Love, Peace, Simplicity, Faith
And laughter. Kathy made us laugh - sometimes, OK most of the time, at her own expense. I call them “Kathy-isms.” From stating that she was “glad I’m not in their feet!” to telling about how someone had died in a car crash from “falling asleep on the wheel” Did you ever hear her proclaim that someone was a controlling freak? Don’t you dare forget those custard cute grandkids of hers! Kathy had her own special way with the English language. She became even more humorous in her final stages of life. While rehabbing at D’youville after her fall, she and Skip were on pins and needles to learn if Skip was going to be named Maine Teacher of the Year. One night before leaving her room for the night she asked Skip to take her bra off. Horrified, he refused and said that that was the limit and there was no way he would do that to which she replied in a very irritated tone “well - you sure wouldn’t be named caretaker of the year that’s for sure!” Then, on the last day before she lost consciousness, the boys were feeding her pudding. Pudding got on her mouth and nightgown. When asked if she wanted more she quipped, “no - you’ve done enough damage….
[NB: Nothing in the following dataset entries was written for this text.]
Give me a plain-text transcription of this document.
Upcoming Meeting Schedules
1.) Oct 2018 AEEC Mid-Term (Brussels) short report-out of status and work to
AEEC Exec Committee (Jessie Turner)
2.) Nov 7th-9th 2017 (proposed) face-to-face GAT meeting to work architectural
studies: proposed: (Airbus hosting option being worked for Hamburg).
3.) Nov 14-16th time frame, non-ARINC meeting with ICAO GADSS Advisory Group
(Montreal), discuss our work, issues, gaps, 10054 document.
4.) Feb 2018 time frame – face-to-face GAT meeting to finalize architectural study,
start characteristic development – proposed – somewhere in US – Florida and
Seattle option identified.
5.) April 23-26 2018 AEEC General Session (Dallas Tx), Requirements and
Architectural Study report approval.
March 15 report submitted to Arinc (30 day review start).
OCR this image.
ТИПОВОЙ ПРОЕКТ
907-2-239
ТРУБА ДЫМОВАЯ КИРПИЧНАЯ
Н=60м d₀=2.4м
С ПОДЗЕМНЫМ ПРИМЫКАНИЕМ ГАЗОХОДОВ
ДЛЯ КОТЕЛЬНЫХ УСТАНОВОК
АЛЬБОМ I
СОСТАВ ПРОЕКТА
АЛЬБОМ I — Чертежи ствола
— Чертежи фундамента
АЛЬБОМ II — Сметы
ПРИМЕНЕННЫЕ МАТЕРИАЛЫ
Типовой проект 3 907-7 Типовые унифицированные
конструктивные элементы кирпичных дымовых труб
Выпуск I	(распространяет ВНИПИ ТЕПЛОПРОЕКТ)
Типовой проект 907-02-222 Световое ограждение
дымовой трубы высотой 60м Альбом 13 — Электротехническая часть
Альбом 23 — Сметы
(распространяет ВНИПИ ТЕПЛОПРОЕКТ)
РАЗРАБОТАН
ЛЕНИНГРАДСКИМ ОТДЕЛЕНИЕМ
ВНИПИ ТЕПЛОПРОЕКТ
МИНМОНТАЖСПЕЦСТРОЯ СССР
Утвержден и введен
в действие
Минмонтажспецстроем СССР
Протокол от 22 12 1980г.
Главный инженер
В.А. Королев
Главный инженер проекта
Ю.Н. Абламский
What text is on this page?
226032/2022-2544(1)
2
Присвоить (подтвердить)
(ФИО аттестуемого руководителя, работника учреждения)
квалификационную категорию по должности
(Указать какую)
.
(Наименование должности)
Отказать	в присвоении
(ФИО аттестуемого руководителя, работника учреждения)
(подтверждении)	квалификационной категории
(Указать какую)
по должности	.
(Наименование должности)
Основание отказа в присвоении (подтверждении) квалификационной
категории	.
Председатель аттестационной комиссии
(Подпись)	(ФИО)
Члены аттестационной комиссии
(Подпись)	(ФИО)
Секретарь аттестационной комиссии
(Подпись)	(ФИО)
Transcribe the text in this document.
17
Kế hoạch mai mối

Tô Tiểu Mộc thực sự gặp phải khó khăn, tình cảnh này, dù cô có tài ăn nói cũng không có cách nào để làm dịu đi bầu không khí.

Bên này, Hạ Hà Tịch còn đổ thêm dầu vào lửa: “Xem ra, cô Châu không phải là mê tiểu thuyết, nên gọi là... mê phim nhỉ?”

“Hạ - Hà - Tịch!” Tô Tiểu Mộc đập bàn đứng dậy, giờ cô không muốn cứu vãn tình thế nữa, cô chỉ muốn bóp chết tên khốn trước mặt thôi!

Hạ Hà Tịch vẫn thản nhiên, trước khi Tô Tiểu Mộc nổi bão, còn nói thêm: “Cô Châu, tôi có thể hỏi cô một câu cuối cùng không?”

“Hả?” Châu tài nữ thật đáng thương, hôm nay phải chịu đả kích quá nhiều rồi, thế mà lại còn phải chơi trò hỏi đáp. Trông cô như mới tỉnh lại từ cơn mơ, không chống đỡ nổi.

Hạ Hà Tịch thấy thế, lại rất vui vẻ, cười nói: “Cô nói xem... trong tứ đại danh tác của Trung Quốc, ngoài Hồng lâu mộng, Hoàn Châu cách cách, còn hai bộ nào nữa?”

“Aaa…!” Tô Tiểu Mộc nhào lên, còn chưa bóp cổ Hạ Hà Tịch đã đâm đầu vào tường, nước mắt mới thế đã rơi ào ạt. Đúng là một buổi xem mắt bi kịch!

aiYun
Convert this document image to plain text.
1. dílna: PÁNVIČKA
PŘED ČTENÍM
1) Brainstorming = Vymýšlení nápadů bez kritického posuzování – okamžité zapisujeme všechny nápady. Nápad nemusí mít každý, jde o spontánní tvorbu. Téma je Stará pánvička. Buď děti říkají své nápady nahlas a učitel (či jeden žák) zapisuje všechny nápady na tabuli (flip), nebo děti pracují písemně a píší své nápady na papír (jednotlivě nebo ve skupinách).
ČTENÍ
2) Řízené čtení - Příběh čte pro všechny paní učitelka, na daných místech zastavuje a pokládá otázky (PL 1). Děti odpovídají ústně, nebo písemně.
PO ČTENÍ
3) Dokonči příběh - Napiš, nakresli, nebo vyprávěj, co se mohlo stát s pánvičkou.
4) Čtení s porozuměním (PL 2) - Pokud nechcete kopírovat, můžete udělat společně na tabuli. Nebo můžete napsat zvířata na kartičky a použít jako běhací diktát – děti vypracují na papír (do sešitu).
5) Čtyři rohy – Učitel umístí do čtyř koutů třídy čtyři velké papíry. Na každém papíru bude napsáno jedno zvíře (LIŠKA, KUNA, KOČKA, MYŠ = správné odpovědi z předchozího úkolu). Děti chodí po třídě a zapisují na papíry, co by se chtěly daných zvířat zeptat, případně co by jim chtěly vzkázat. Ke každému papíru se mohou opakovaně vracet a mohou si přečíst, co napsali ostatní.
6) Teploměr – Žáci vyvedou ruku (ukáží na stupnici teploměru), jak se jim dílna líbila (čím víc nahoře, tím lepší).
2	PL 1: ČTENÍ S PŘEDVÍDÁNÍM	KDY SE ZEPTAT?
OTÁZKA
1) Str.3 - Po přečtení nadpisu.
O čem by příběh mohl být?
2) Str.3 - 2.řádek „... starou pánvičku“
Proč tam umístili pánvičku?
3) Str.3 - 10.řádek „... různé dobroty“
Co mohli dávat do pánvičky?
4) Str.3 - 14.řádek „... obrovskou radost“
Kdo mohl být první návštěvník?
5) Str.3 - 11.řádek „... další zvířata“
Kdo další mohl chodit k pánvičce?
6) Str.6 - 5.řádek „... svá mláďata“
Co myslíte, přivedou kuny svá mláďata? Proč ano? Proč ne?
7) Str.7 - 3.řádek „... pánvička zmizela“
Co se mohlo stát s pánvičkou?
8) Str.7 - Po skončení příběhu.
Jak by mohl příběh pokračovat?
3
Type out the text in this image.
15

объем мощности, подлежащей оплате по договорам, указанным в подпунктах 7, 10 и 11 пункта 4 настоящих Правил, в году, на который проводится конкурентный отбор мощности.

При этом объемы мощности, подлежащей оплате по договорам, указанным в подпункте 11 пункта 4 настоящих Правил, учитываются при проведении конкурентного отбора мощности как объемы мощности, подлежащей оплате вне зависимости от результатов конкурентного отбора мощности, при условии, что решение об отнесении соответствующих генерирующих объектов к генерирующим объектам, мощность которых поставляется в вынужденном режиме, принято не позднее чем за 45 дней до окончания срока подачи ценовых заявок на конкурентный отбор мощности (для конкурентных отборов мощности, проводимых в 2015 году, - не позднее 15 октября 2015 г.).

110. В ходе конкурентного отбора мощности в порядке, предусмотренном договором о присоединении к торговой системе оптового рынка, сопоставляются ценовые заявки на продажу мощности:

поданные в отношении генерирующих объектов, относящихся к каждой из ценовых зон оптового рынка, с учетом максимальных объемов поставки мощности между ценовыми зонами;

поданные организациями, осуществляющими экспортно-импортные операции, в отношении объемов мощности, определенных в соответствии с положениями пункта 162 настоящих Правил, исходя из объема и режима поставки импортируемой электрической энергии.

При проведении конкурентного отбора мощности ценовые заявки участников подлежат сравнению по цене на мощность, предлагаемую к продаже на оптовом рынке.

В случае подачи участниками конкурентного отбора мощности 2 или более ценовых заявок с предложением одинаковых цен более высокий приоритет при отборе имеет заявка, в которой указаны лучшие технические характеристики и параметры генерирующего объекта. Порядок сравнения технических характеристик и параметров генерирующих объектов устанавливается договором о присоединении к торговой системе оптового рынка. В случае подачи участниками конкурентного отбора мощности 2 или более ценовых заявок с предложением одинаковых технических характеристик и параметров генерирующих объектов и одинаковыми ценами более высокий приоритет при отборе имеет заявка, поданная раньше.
The past 22 months had not been easy ones for her and I am so grateful that she "let me in" to journey this with her. Over her last 10 weeks her sense of humor grew, she became wiser, and she showed us how to approach death with dignity & grace (even though she stated it "wasn't fun.") Last Friday, she somehow summoned us together again without saying a word. As we all sat around the hospice house dining room feasting on ice cream, at 5:10pm she quietly completed her earthly journey confident we had ACQUIRED what she spent her life modeling for us.
So, as you leave her today - remember: Show love, keep the peace, live your faith simply, laugh and make others laugh.
Thanks Kathy, for showing us how! We love you and will miss you so much!